Ocean Currents Accelerating
The map here was created from a composite of readings from satellites and marine vessels. From Science Magazine:
The oceans’ great continent-wrapping currents, each one moving as much water as all the world’s rivers combined, can rightly be considered the planet’s circulatory system. And this circulation, it appears, has started to thump faster: For nearly 25 years the currents have been rapidly speeding up, partly because of global warming.
That’s the conclusion of a new paper today in Science Advances. Based on observations combined with models, the authors claim that from 1990 to 2013, the energy of the currents increased by some 15% per decade. “This is a really huge increase,” says Susan Wijffels, an oceanographer at the Woods Hole Oceanographic Institution. “It’s going to stimulate a lot of other work.” If the acceleration is real, it could affect jet streams, weather patterns, and the amount of heat stored in the ocean’s depths.
This is a good example of the long and tedious process by which science wraps its wits around the myriad effects that a warming planet has on natural phenomena.
I’m guessing this particular finding might actually be a net positive, given our concern about a possible reversal of the gulf stream current due to weakening in thermohaline circulation. This, of course, is what provides a great deal of heat to the regions that surround the North Atlantic, Europe in particular.

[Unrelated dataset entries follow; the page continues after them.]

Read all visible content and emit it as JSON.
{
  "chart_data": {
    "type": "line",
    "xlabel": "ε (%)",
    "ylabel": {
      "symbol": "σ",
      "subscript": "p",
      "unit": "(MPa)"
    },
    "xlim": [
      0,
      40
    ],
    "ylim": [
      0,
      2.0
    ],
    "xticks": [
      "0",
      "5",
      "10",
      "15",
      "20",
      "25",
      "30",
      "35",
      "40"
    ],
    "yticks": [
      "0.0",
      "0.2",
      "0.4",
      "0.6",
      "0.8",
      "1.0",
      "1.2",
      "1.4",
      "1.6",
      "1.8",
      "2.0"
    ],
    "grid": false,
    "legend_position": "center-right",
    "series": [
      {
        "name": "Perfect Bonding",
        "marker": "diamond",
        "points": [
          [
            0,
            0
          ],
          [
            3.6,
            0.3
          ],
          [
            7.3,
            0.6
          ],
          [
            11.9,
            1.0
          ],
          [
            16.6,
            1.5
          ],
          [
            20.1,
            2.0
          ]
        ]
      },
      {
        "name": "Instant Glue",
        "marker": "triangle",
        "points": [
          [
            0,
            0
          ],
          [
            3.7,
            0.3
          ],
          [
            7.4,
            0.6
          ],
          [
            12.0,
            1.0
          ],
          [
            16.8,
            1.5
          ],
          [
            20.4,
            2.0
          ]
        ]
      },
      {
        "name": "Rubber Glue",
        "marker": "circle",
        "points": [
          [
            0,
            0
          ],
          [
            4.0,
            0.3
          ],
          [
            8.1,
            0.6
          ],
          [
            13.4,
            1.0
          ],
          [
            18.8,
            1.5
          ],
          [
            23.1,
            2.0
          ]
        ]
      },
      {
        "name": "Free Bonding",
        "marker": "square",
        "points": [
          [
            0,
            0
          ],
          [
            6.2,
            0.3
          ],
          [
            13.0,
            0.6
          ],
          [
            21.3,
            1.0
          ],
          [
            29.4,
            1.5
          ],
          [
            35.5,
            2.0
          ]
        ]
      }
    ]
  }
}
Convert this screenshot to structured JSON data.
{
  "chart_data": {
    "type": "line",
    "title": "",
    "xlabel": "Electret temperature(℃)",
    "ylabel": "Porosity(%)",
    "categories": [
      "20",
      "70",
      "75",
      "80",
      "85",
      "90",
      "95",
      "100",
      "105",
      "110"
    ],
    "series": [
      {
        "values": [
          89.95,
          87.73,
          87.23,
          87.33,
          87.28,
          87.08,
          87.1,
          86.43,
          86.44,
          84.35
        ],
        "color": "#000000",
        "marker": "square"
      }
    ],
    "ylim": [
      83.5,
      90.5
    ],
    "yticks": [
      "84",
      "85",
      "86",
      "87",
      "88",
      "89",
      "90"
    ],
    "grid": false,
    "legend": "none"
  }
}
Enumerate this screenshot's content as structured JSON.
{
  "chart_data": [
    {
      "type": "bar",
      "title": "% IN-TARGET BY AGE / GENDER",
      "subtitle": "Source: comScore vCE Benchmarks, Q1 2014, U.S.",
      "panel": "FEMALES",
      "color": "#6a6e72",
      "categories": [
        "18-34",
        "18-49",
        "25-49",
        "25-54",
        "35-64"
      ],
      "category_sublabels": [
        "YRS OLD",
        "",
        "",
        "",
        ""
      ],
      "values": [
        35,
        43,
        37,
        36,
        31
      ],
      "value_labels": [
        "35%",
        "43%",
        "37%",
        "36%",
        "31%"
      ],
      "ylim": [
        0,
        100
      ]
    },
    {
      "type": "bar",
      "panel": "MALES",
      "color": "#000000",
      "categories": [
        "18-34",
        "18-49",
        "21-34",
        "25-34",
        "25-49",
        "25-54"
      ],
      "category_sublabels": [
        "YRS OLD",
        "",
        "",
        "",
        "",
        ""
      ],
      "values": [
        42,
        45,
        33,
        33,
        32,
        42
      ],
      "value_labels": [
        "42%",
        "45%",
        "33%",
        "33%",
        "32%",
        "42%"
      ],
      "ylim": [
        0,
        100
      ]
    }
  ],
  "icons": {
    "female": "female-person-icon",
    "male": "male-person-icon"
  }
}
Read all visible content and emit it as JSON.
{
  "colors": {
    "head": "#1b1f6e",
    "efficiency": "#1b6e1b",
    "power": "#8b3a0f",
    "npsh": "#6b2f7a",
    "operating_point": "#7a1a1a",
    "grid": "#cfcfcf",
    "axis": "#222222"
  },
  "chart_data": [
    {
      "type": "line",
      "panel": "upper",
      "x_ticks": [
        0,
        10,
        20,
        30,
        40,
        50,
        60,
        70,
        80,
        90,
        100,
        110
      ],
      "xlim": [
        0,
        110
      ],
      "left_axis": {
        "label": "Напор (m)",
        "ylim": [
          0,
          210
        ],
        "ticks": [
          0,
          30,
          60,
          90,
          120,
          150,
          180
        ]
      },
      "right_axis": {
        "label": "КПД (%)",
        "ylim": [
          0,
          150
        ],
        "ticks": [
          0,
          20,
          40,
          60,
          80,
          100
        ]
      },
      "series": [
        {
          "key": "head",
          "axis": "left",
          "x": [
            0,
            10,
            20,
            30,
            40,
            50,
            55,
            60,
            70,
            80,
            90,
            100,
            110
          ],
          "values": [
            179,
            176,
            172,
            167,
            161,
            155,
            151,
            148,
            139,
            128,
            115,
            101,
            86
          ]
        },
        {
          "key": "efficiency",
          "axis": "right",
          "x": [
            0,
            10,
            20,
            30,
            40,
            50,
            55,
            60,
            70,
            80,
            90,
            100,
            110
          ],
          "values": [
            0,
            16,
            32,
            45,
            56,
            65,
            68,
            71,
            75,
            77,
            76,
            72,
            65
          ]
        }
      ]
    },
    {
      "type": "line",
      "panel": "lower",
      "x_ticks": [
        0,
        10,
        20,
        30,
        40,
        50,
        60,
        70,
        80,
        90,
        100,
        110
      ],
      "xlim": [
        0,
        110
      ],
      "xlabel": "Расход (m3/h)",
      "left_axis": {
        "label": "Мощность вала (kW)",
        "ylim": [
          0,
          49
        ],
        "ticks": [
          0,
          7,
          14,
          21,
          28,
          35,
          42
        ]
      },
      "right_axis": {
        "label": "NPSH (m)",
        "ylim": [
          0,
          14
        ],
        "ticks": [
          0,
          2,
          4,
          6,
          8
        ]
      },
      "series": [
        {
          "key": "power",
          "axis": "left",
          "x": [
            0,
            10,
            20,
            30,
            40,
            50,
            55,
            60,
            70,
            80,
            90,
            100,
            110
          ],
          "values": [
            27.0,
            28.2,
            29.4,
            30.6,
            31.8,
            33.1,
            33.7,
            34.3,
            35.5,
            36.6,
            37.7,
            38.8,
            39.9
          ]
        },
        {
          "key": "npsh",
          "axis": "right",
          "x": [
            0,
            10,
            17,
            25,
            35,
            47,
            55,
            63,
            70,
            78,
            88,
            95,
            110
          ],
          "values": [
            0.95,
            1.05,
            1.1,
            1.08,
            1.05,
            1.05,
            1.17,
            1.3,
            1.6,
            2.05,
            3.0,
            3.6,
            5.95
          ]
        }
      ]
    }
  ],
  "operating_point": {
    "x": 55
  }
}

If any oceanographers out there want to weigh in on this, that would be great.
Craig,
Curious!
Science Magazine, published by the American Association for the Advancement of Science states “Ocean Currents are accelerating”.
However;
Inside Climate News, (A Pulitzer Prize-winning, non-profit, non-partisan news organization dedicated to covering climate change, energy and the environment), is equally emphatic that:
“Scientists have found new evidence that the Atlantic Ocean’s circulation has slowed by about 15 percent since the middle of the last century. If it continues to slow, that could have profound consequences for Earth’s inhabitants”.
[https://insideclimatenews.org/news/07052018/atlantic-ocean-circulation-slowing-climate-change-heat-temperature-rainfall-fish-why-you-should-care]
Who is correct, and who is wrong? Can they both be right?
What is happening here?
Well, it may be exactl7y that. Both are partly right and partly wrong!
As any Master Mariner knows, ocean currents fluctuate from time to time very widely in speed and even direction.
The ocean currents are complex and not altogether fully understood.
All kinds of factors and forces govern and affect the ocean currents. Wind, Coriolis, breaking waves, cabbeling, temperature,salinity, gravity, depth contours, earthquakes, under water volcanic activity, shoreline configurations,interactions with other currents, and a myriad of other factors.
The terrain of the planet, both underwater and on land is constantly changing. Some of the changes occur quickly, others over millennia.
Currents, like rivers, can he agents of change to the terrain.
It’s always a danger to interpret every natural occurrence through the narrow prism of “climate Change”.